Student loan defaulters still taking off

Student loan defaulters living abroad have so far eluded "border arrest", despite Inland Revenue's tougher stance on non-compliance.

IRD can request a "border arrest" warrant to stop borrowers who are significantly behind on their overseas-based repayment obligations from leaving New Zealand next time they visit home.

The default amount for overseas-based borrowers at the end of last month was $683.3 million, up on $535.1m at the same time last year.

Minister of Revenue Todd McClay said the increase was mostly because IRD's automatic repayment holiday, which previously hid many of those not paying, was reduced from three years to a maximum of a year.

IRD's drive to increase overseas borrowers' compliance started in 2010 and by the end of June last year, it had clawed back $70.2m.

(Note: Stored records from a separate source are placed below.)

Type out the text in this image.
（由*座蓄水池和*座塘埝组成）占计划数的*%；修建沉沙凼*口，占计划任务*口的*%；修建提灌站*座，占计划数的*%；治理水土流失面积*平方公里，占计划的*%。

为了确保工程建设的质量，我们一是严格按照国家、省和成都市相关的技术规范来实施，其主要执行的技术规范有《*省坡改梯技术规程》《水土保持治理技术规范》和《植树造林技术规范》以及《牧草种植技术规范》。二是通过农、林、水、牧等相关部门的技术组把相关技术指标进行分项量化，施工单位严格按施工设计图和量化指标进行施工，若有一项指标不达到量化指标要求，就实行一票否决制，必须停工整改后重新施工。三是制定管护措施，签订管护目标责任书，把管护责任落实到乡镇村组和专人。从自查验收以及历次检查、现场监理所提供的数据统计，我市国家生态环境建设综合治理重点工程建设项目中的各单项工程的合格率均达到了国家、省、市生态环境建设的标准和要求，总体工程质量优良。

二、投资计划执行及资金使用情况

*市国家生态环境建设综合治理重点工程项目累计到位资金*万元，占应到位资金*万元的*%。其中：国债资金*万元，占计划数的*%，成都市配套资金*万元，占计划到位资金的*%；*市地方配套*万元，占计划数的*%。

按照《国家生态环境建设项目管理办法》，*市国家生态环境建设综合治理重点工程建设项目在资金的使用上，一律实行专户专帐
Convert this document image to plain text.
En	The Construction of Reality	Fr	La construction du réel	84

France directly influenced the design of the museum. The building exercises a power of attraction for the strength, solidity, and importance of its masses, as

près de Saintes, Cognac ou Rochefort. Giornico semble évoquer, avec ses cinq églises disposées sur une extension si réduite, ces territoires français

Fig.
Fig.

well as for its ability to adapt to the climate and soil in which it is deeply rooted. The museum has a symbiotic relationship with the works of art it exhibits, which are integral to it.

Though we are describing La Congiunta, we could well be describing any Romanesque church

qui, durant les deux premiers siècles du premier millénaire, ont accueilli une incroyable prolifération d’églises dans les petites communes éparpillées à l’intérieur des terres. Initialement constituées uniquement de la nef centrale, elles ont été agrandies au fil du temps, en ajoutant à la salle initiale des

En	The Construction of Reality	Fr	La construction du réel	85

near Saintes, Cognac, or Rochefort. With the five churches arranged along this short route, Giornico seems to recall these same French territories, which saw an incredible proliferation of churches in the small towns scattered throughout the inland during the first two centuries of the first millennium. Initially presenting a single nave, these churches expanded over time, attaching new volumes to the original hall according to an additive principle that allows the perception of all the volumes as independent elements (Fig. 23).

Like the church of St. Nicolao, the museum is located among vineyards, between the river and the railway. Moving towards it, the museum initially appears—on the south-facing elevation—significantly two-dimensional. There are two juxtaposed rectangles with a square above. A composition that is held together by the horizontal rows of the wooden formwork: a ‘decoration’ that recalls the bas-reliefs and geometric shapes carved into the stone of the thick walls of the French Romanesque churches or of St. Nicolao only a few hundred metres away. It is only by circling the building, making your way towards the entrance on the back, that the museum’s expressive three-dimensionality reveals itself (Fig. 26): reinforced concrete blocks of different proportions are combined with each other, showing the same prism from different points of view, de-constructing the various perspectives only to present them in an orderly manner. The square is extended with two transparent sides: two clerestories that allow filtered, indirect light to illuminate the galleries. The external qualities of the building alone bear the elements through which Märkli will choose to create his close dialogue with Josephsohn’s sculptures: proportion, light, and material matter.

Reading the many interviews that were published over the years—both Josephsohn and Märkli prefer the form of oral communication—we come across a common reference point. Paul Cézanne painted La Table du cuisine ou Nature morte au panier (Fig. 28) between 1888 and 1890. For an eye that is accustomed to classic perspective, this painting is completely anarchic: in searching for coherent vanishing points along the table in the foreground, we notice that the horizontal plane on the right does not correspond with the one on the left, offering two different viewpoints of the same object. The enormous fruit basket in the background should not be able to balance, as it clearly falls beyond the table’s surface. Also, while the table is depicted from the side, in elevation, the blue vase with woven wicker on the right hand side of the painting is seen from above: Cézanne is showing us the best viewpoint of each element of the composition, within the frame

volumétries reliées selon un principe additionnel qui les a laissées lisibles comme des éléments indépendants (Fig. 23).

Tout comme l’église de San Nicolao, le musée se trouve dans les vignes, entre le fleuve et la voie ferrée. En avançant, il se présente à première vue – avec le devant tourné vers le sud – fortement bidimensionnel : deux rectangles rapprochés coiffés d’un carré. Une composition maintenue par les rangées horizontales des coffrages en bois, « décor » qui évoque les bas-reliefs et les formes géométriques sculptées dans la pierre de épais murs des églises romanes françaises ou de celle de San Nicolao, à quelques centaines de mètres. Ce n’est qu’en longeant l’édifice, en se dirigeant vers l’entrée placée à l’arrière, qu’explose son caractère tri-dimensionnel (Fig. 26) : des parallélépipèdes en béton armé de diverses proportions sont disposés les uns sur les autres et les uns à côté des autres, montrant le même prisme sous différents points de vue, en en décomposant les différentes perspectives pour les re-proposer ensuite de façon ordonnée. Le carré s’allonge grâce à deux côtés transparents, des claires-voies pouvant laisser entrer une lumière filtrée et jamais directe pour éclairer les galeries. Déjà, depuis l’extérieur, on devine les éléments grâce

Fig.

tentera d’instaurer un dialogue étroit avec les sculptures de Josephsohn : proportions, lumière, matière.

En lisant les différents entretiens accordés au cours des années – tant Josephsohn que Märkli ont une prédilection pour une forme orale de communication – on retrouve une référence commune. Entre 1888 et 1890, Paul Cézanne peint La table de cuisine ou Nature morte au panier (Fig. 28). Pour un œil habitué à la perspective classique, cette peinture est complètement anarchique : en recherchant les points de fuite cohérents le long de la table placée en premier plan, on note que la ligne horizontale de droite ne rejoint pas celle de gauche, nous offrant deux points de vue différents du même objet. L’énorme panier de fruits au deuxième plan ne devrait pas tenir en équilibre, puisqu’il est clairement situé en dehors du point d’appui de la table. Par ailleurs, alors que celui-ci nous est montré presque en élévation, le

In the year to last month, IRD received another $123.6m in payments.

McClay said borrowers could face the border arrest sanction, announced in last year's Budget, if they refused to start repayments or enter into an instalment agreement after repeated requests.

"[IRD] has implemented the systems and processes required to support arrest at border, although ... this is a last resort. Requesting an arrest warrant would follow numerous requests for the borrower to pay," he said.

"So far nobody has been stopped at the border."

The penalty for failing to meet overseas-based repayment obligations is a fine of up to $2000.